Colbert as Colbert? It Might Not Be So Bad

Stephen Colbert... as himself?

It might not be the worst thing in the world -- no matter what many of us thought at first.

The initial reports confirming that the preternaturally talented Comedy Central host would be taking over David Letterman's show -- something I strongly suspected might happen but that surprised many -- also included a disheartening assurance from a top CBS exec that Colbert would do The Late Show as himself, not as his bloviating, Bill O'Reilly-esque character.

"Terrible news," I thought initially. But is it?

Two weeks later it seems that it might not be, for several reasons.

"We've never really seen Colbert out of character, have we?" many fellow fans said. "What will he be like?"

Actually, we have. We saw the real Colbert -- different, bolder eyewear and all -- visiting Letterman's show this week, where he delivered a funny Christmas Top 10 list he wrote on spec for Letterman years ago. (It included such beverages for Santa as "Silent Nighttrain" and "Room at the Gin.")

He was also visited by Oprah two years ago at his Charlotte, S.C., family home, where he was his Southern self. We got to meet his wife and kids for the first time.

But if you want the best demonstration of how the super-bright Colbert can more than hold his own at length without his right-wing persona, check out a YouTube video of a visit he made not long ago to Google's New York headquarters, where he was interviewed by Google chairman Eric Schmidt in a freewheeling, hour-long conversation:

When I discussed all this recently on Norman Goldman's national radio show, Goldman also wondered what Colbert would do as himself for an hour each night.

I told Goldman that if it was keeping the stale desk-and-couch format alive -- if it meant the likes of Sandra Bullock, Penelope Cruz, Will Ferrell or Julia Roberts, etc., etc. showing up to plug their latest dismal movies -- then we longtime Colbert fans would be so angry that we'd melt down CBS' phone lines, Twitter feed, and email.
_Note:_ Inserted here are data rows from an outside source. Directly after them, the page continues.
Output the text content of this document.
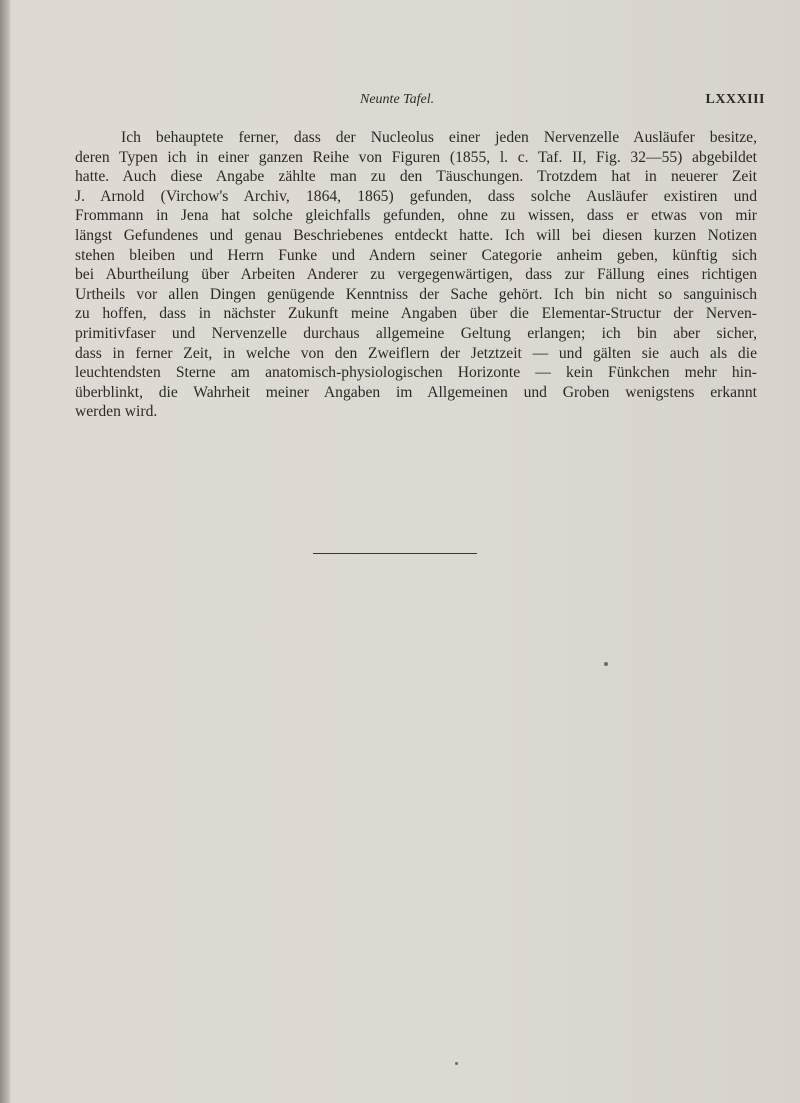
Neunte Tafel.	LXXXIII
Ich behauptete ferner, dass der Nucleolus einer jeden Nervenzelle Ausläufer besitze,
deren Typen ich in einer ganzen Reihe von Figuren (1855, l. c. Taf. II, Fig. 32—55) abgebildet
hatte. Auch diese Angabe zählte man zu den Täuschungen. Trotzdem hat in neuerer Zeit
J. Arnold (Virchow's Archiv, 1864, 1865) gefunden, dass solche Ausläufer existiren und
Frommann in Jena hat solche gleichfalls gefunden, ohne zu wissen, dass er etwas von mir
längst Gefundenes und genau Beschriebenes entdeckt hatte. Ich will bei diesen kurzen Notizen
stehen bleiben und Herrn Funke und Andern seiner Categorie anheim geben, künftig sich
bei Aburtheilung über Arbeiten Anderer zu vergegenwärtigen, dass zur Fällung eines richtigen
Urtheils vor allen Dingen genügende Kenntniss der Sache gehört. Ich bin nicht so sanguinisch
zu hoffen, dass in nächster Zukunft meine Angaben über die Elementar-Structur der Nerven-
primitivfaser und Nervenzelle durchaus allgemeine Geltung erlangen; ich bin aber sicher,
dass in ferner Zeit, in welche von den Zweiflern der Jetztzeit — und gälten sie auch als die
leuchtendsten Sterne am anatomisch-physiologischen Horizonte — kein Fünkchen mehr hin-
überblinkt, die Wahrheit meiner Angaben im Allgemeinen und Groben wenigstens erkannt
werden wird.
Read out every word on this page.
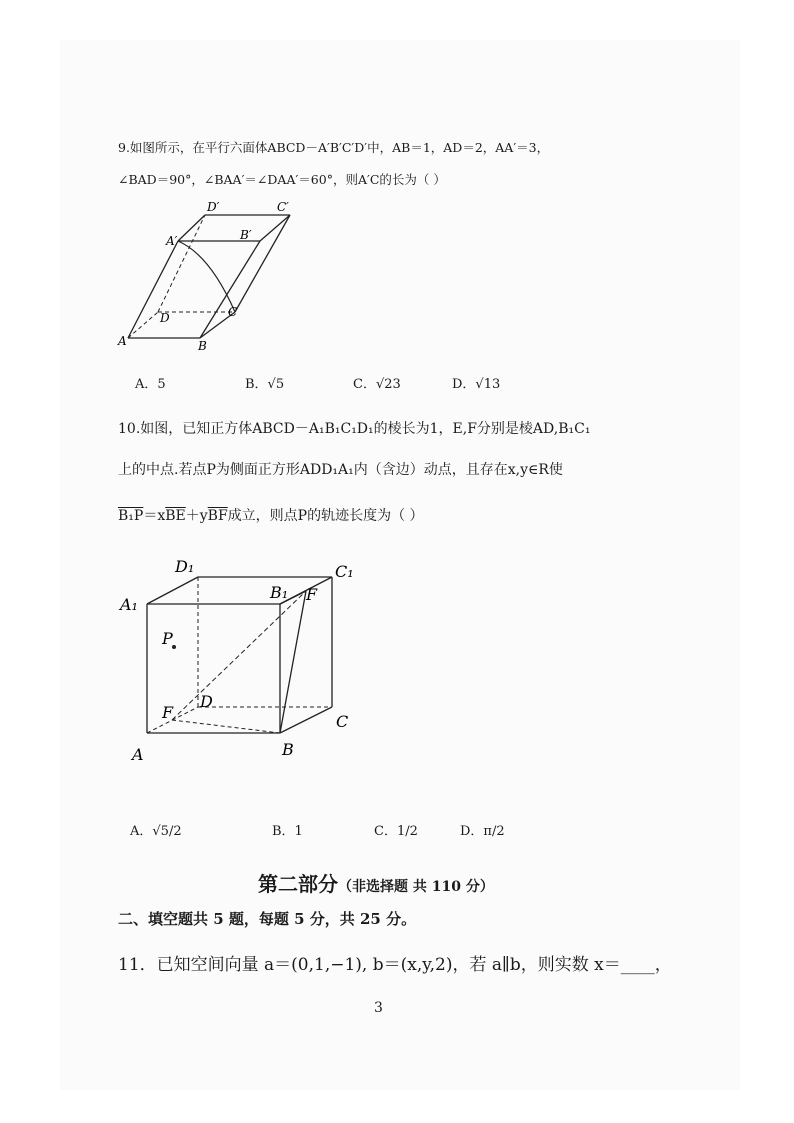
9.如图所示，在平行六面体ABCD－A′B′C′D′中，AB＝1，AD＝2，AA′＝3，
∠BAD＝90°，∠BAA′＝∠DAA′＝60°，则A′C的长为（ ）
A	B
C
D
A′	B′
C′
D′
A．5	B．√5	C．√23	D．√13
10.如图，已知正方体ABCD－A₁B₁C₁D₁的棱长为1，E,F分别是棱AD,B₁C₁
上的中点.若点P为侧面正方形ADD₁A₁内（含边）动点，且存在x,y∈R使
$B_1P=x\overline{BE}+y\overline{BF}$成立，则点P的轨迹长度为（ ）
A	B
C
D
A₁
B₁
C₁
D₁
F
F
P
A．√5/2	B．1	C．1/2	D．π/2
第二部分（非选择题 共 110 分）
二、填空题共 5 题，每题 5 分，共 25 分。
11．已知空间向量 a＝(0,1,−1), b＝(x,y,2)，若 a∥b，则实数 x＝____，
3
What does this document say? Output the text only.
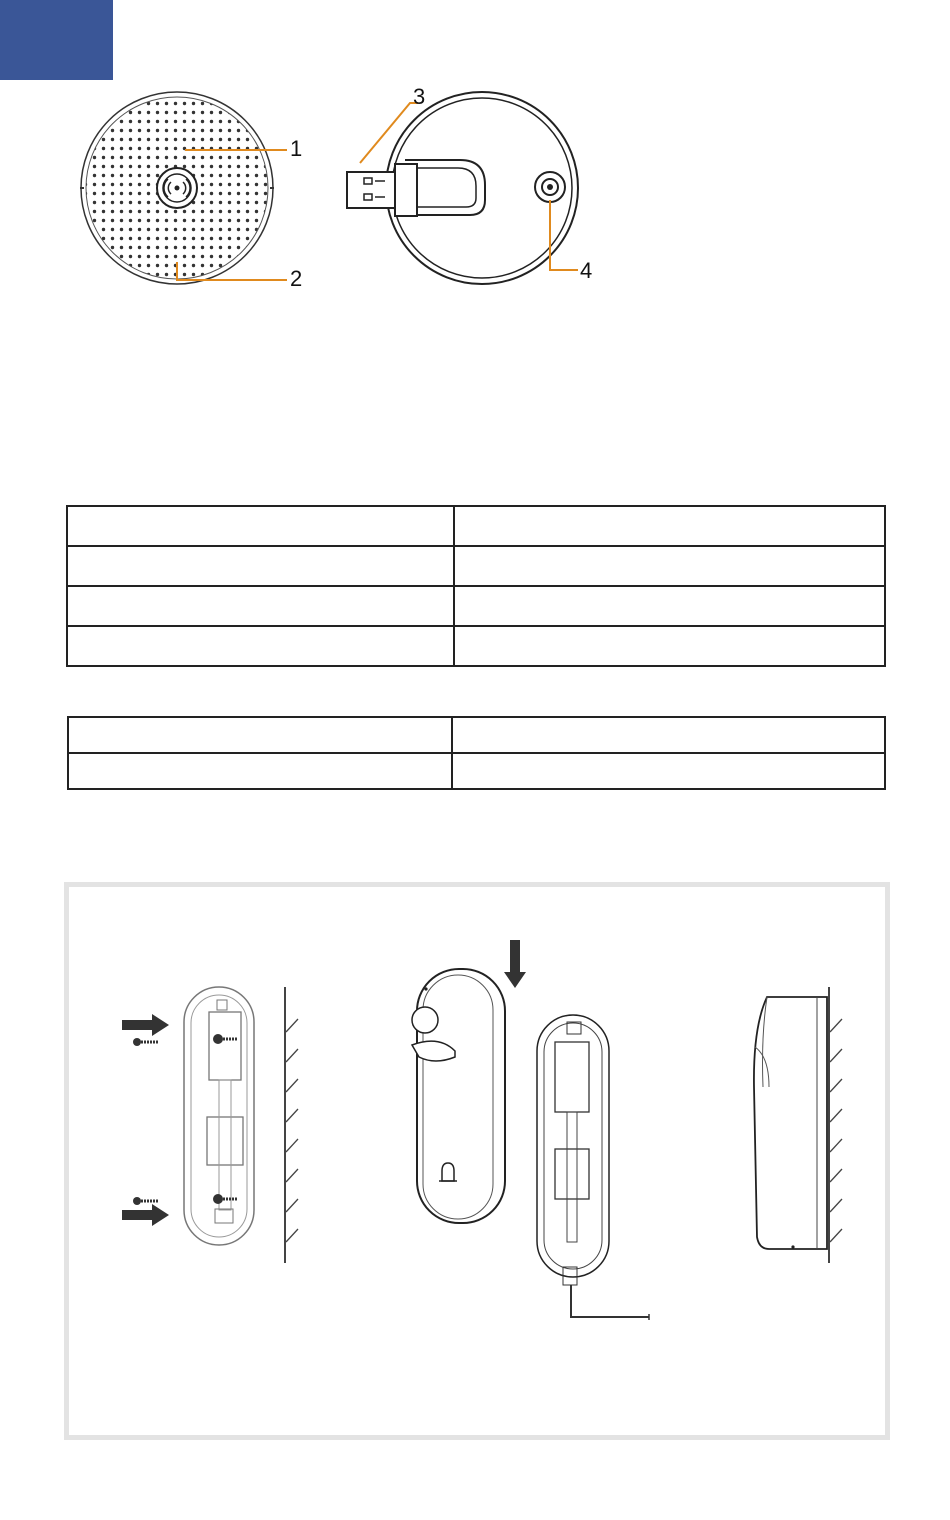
1
2
3
4
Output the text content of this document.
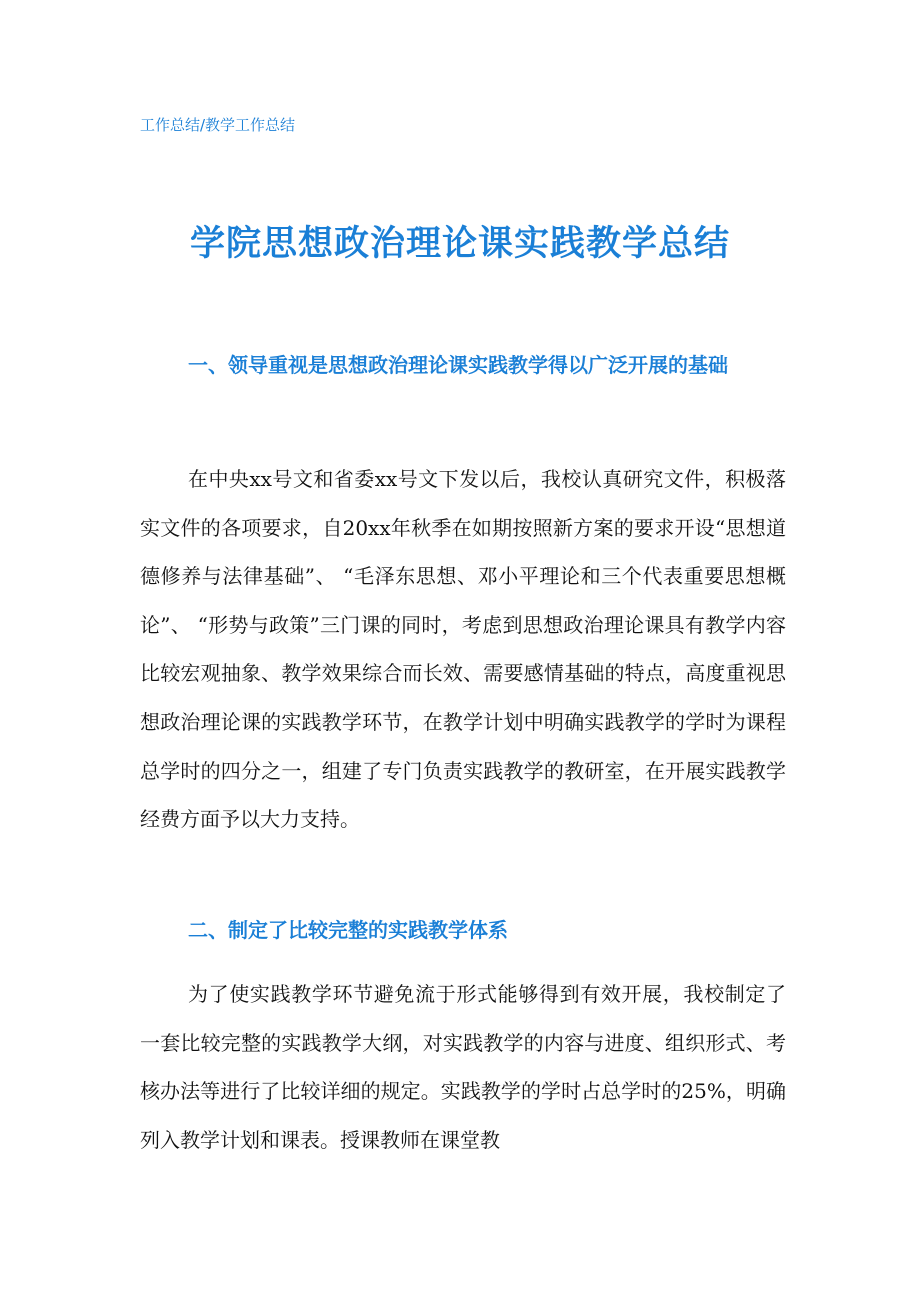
工作总结/教学工作总结
学院思想政治理论课实践教学总结
一、领导重视是思想政治理论课实践教学得以广泛开展的基础
在中央xx号文和省委xx号文下发以后，我校认真研究文件，积极落实文件的各项要求，自20xx年秋季在如期按照新方案的要求开设“思想道德修养与法律基础”、 “毛泽东思想、邓小平理论和三个代表重要思想概论”、 “形势与政策”三门课的同时，考虑到思想政治理论课具有教学内容比较宏观抽象、教学效果综合而长效、需要感情基础的特点，高度重视思想政治理论课的实践教学环节，在教学计划中明确实践教学的学时为课程总学时的四分之一，组建了专门负责实践教学的教研室，在开展实践教学经费方面予以大力支持。
二、制定了比较完整的实践教学体系
为了使实践教学环节避免流于形式能够得到有效开展，我校制定了一套比较完整的实践教学大纲，对实践教学的内容与进度、组织形式、考核办法等进行了比较详细的规定。实践教学的学时占总学时的25%，明确列入教学计划和课表。授课教师在课堂教
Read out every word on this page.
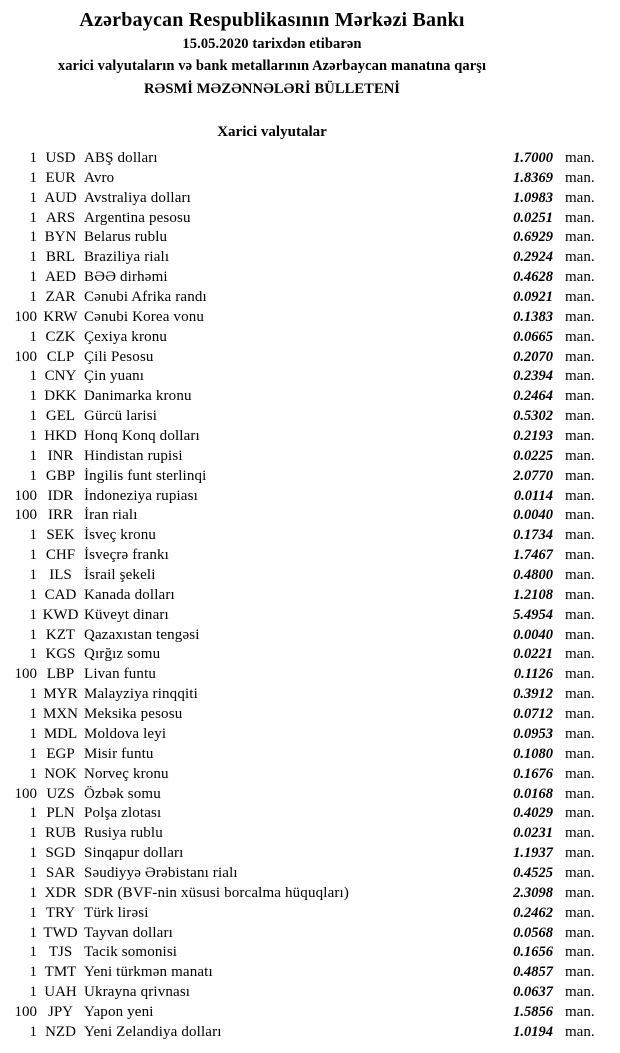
Azərbaycan Respublikasının Mərkəzi Bankı
15.05.2020 tarixdən etibarən
xarici valyutaların və bank metallarının Azərbaycan manatına qarşı
RƏSMİ MƏZƏNNƏLƏRİ BÜLLETENİ
Xarici valyutalar
1 USD ABŞ dolları	1.7000 man.
1 EUR Avro	1.8369 man.
1 AUD Avstraliya dolları	1.0983 man.
1 ARS Argentina pesosu	0.0251 man.
1 BYN Belarus rublu	0.6929 man.
1 BRL Braziliya rialı	0.2924 man.
1 AED BƏƏ dirhəmi	0.4628 man.
1 ZAR Cənubi Afrika randı	0.0921 man.
100 KRW Cənubi Korea vonu	0.1383 man.
1 CZK Çexiya kronu	0.0665 man.
100 CLP Çili Pesosu	0.2070 man.
1 CNY Çin yuanı	0.2394 man.
1 DKK Danimarka kronu	0.2464 man.
1 GEL Gürcü larisi	0.5302 man.
1 HKD Honq Konq dolları	0.2193 man.
1 INR Hindistan rupisi	0.0225 man.
1 GBP İngilis funt sterlinqi	2.0770 man.
100 IDR İndoneziya rupiası	0.0114 man.
100 IRR İran rialı	0.0040 man.
1 SEK İsveç kronu	0.1734 man.
1 CHF İsveçrə frankı	1.7467 man.
1 ILS İsrail şekeli	0.4800 man.
1 CAD Kanada dolları	1.2108 man.
1 KWD Küveyt dinarı	5.4954 man.
1 KZT Qazaxıstan tengəsi	0.0040 man.
1 KGS Qırğız somu	0.0221 man.
100 LBP Livan funtu	0.1126 man.
1 MYR Malayziya rinqqiti	0.3912 man.
1 MXN Meksika pesosu	0.0712 man.
1 MDL Moldova leyi	0.0953 man.
1 EGP Misir funtu	0.1080 man.
1 NOK Norveç kronu	0.1676 man.
100 UZS Özbək somu	0.0168 man.
1 PLN Polşa zlotası	0.4029 man.
1 RUB Rusiya rublu	0.0231 man.
1 SGD Sinqapur dolları	1.1937 man.
1 SAR Səudiyyə Ərəbistanı rialı	0.4525 man.
1 XDR SDR (BVF-nin xüsusi borcalma hüquqları)	2.3098 man.
1 TRY Türk lirəsi	0.2462 man.
1 TWD Tayvan dolları	0.0568 man.
1 TJS Tacik somonisi	0.1656 man.
1 TMT Yeni türkmən manatı	0.4857 man.
1 UAH Ukrayna qrivnası	0.0637 man.
100 JPY Yapon yeni	1.5856 man.
1 NZD Yeni Zelandiya dolları	1.0194 man.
You don't turn solid gold into lead and not hear about it quickly these days, especially since there's so little TV gold around.

OK, the desk and couch can and will probably stay, but longtime fans like me won't tolerate a steep drop-off in quality from the peerless Colbert Report, which I think of as The Daily Show with a lot fewer dick jokes.

Colbert has a brilliant writing staff, and I hoping not only that it goes intact with him to CBS but that its material also will be used -- and not just in a monologue. One also hopes Colbert will climb back into character on a regular basis. (I'm not sure even Viacom's lawyers at Comedy Central could prevent that.)

The Colbert Report is the only show that this longtime newspaper TV critic will miss. I can't remember even one substandard show: Colbert ranges from "just" good to superb every night.

OK, so why would Colbert drop his popular character? Two good reasons:

First, The Late Show, whatever its possible reincarnation may be, is going to remain an interview show. It wouldn't be the worst thing in the world to see Colbert doing lengthier interviews with his often-offbeat, usually-interesting guests.

Also, progressive talk-show host Ron Reagan, Jr., after one of his appearances as Colbert's guest, said something on his show the next day that seems pertinent here. "It was weird being interviewed by a character," Reagan explained. "I've never done that, and there's really no way to prepare for it."

One can imagine how guests not as quick on their feet as Reagan would handle that situation.

Finally, a more practical reason that Colbert doing the show as himself makes sense (for him, anyway) comes from a comedian friend. "Can you imagine doing the same character for over five years?" the comic asked me. "That can't be easy. Colbert could use a break."